Building of Hadoop distributed environment

Posted by caspert_ghost on Sun, 21 Jun 2020 11:11:30 +0200

This note is written by myself with reference to Lin Ziyu's teaching documents. Please refer to the database Laboratory of Xiamen University for details

Personal built hadoop platform practical environment: Ubuntu 14.04 64 bit * 3, JDK1.8, Hadoop 2.6.5 (apache)

1, Hadoop preparation before installation

1. Set root

The first time you need to set the root password

root user boot

Add the following red box content in the file:

 

user-session=ubuntu

greeter-show-manual-login=true

all-guest=false

Restart the machine after saving. Log in with root and password

 

2. Configure network

 

Create three Ubuntu 14.04 64 bit virtual machines, one master and two Slave under vmware. Three virtual machines are in the same network segment and ping each other.

Modify the virtual machine name: ා vim /etc/hostname (vim downloads by itself)
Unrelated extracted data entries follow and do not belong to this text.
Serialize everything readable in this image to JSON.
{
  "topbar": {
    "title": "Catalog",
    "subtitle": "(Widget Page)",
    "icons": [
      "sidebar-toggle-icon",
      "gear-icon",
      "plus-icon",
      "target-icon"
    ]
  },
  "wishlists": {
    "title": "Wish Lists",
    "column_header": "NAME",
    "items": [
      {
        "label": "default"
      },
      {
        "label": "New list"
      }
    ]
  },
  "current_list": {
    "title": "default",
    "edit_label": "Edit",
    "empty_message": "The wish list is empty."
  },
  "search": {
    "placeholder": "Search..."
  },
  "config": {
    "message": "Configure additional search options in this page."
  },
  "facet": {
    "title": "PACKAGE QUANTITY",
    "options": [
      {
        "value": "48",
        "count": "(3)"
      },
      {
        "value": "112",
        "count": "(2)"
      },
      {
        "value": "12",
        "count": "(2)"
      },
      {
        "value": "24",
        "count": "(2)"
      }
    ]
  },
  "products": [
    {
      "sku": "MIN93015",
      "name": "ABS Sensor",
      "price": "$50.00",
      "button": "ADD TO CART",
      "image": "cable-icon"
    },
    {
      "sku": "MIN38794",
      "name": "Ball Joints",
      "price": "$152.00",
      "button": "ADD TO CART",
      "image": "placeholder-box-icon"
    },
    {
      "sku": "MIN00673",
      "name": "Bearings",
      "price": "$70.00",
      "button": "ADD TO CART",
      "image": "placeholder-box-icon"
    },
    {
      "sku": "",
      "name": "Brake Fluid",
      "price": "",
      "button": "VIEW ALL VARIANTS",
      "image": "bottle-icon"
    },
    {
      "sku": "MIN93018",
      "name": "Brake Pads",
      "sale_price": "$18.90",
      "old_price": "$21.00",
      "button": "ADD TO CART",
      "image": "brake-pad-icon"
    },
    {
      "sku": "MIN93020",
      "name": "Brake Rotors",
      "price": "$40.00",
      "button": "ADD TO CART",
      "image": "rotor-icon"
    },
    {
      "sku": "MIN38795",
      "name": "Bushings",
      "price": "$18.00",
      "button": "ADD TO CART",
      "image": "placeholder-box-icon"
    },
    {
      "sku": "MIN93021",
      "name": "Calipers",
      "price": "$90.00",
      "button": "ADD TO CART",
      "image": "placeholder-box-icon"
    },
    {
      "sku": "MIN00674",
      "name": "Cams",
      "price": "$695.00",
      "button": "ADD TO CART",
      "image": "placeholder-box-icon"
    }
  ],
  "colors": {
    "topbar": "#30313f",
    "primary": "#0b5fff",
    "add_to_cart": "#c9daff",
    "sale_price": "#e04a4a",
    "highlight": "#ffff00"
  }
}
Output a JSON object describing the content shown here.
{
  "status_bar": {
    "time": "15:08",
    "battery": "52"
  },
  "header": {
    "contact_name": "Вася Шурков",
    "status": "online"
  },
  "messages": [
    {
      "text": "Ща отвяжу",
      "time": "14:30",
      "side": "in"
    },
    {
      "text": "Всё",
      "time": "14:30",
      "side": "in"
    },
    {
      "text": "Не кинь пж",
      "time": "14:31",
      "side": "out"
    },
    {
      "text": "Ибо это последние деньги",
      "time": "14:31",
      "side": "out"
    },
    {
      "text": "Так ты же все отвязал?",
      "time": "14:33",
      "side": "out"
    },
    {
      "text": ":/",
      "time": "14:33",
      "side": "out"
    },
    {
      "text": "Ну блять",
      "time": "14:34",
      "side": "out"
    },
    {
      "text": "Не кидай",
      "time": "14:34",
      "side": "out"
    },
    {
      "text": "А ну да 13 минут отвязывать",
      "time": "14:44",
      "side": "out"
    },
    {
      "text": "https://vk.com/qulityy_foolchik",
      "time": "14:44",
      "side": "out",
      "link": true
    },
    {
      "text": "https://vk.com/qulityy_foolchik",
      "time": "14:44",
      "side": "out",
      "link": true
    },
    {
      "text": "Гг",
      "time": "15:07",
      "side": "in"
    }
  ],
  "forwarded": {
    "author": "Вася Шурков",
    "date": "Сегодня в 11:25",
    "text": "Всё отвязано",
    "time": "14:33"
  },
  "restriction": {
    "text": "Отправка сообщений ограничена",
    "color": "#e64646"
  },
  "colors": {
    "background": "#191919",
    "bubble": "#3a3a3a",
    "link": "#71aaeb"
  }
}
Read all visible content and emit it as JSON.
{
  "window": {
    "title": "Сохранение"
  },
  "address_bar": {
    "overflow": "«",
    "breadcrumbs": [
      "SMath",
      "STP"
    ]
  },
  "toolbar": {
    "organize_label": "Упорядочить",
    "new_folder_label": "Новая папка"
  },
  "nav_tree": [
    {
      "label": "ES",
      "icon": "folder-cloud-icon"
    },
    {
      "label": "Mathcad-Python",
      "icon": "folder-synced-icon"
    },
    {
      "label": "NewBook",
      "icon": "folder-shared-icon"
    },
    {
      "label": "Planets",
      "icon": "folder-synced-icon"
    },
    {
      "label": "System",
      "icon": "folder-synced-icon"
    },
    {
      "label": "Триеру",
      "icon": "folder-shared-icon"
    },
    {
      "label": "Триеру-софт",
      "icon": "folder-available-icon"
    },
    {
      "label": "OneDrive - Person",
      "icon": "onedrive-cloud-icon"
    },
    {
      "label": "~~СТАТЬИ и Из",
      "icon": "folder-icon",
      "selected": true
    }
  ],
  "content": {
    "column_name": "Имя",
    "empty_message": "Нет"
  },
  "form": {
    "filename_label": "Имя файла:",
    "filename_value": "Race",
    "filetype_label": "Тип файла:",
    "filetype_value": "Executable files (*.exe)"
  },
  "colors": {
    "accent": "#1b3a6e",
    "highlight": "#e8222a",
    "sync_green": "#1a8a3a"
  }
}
ip mapping: ා vim /etc/hosts (host name corresponds to host ip)

 

3. Replace aliyuan

Step 1: enter the / etc/apt / directory

cd /etc/apt

Step 2: check the sources.list File for backup

sudo cp sources.list sources.list.bak

Step 3: modify sources.list File, replace with alicloud source

sudo vim sources.list

See the source of each version

https://www.cnblogs.com/dtiove/p/5917263.html

Step 4: update source

apt-get update

4. Install SSH

1. The first step is to download ssh:

apt-get install openssh-server

After installation, you can use the following command to log in to the machine:

ssh localhost

2. Step 2: configure SSH password free login:

First, exit the ssh and return to our original terminal window. Then use ssh keygen to generate the key and add the key to the authorization:

Note: it is configured on the master

exit                           # Exit ssh localhost
cd ~/.ssh/                     # If there is no such directory, please execute ssh localhost once
ssh-keygen -t rsa              # There will be a prompt. Just press enter

ssh-copy-id -i ~/.ssh/id_rsa.pub slave1   
#Copy the slave1 key. If there is a slave2, change it to slave2 and execute it again. The password of each node will be entered

3. Step 3: set Root remote login:

gedit /etc/ssh/sshd_config

Modify the content of line 28 to

#PermitRootLogin prohibit-password

PermitRootLogin yes

5. Installing the Java environment

1. Install JDK

sudo apt-get install default-jre default-jdk

2. Configure environment variables

vim ~/.bashrc

Add a separate line at the front of the file as follows (note that there can be no space before and after the equal sign "="), and then save to exit:

export JAVA_HOME=/usr/lib/jvm/default-java

Next, for the environment variables to take effect immediately, execute the following code:

source ~/.bashrc

3. Verify environment is successful

echo $JAVA_HOME     # Test variable value
java -version

2, Install Hadoop

1. Download hadoop

hadoop download address: https://mirrors.cnnic.cn/apache/hadoop/common/

Here I use 2.6.5. After downloading, it will be transferred to the master

2. Decompress hadoop

sudo tar -zxf ~/download/hadoop-2.6.0.tar.gz -C /usr/local    # Extract to / usr/local
cd /usr/local/
sudo mv ./hadoop-2.6.0/ ./hadoop            # Change folder name to hadoop
sudo chown -R hadoop ./hadoop               # Modify file permissions

3. Inspection

Hadoop can be used after decompression. Enter the following command to check whether Hadoop is available. If it succeeds, the Hadoop version information will be displayed:

cd /usr/local/hadoop
./bin/hadoop version

3, Configure Hadoop files

1, Configure PATH variable

First, execute vim ~/.bashrc to add in the first line. The path is configured according to the bin and sbin of the extracted hadoop, which is convenient for later command writing

export PATH=$PATH:/usr/local/hadoop/bin:/usr/local/hadoop/sbin

As shown in the figure:

Then source ~/.bashrc takes the configuration into effect.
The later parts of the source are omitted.